There’s also a disconnect between the way research scientists study viruses and the way pharmaceutical developers perform research and development, Ge says. Research scientists tend to look at a virus’s life cycle–how it grows and spreads–without knowing much about the structural changes taking place at the molecular level. Drug developers, on the other hand, are looking at that molecular structure. They want targets, like proteins that move across membranes (and thus provide a way inside the bug), that they can use to attack the virus.
Neither side necessarily informs the other. But with a computer model like the one developed at CAS-IPE, everything is wrapped up in a neat digital picture of a nasty little bug. Researchers can then simulate what happens when they throw various potential treatments at the virus, testing them for efficacy all without stepping foot in the laboratory.
“An exciting prospect looms when we see these two research aspects integrated,” Ge says. “Potential treatment targets can be identified. Those that play key roles in the life cycle of the virus can be possible targets. Vice versa, effective drugs should bind effectively to the targets and thus result in a different life cycle for the virus.”
That’s exactly what CAS-IPE hopes to show with its H1N1 model. Right now, the simulation runs at a speed of 0.77 nanoseconds per day. That may seem exceptionally slow, but given the ultra high speeds of reactions at the nanoscale it actually provides researchers with an unprecedented high-resolution view of viral processes. If researchers wanted to simulate the virus over hundreds of nanoseconds, for example, it might take a few weeks or months to run the sim at this scale and speed, Ge says. But by optimizing their algorithms they should be able to make their model run faster.

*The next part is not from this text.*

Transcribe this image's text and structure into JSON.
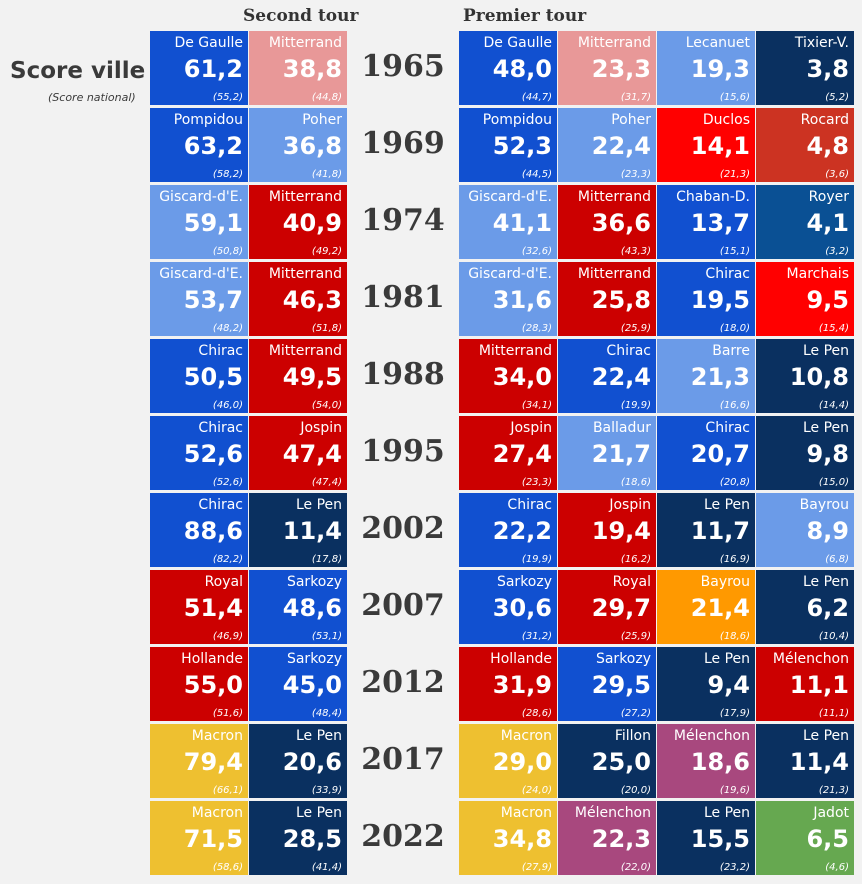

And with more processing power–like that offered by some of the world’s largest supercomputers–simulations could run at even higher speeds. It points toward a day when new virus strains, once discovered, could be rapidly characterized, modeled, and tested for potential treatments at a much faster pace than they ever have been previously. All this could happen without having to grow a potentially deadly bug in the lab and then go through the painstaking, lengthy, and expensive process of testing various potential treatments to see what works. That could substantially trim the timeline between the discovery of a deadly pathogen and finding a treatment or vaccine, which in turn could save countless lives.
“Once the virion is constructed, it can be used under different conditions and be simulated for any length of time,” Ge says. “Such simulations give us a virtual micro-world that can be manipulated and analyzed at will. Such simulations may eventually be a game-changer for the science and technology of epidemiology, virology, and drug discovery.”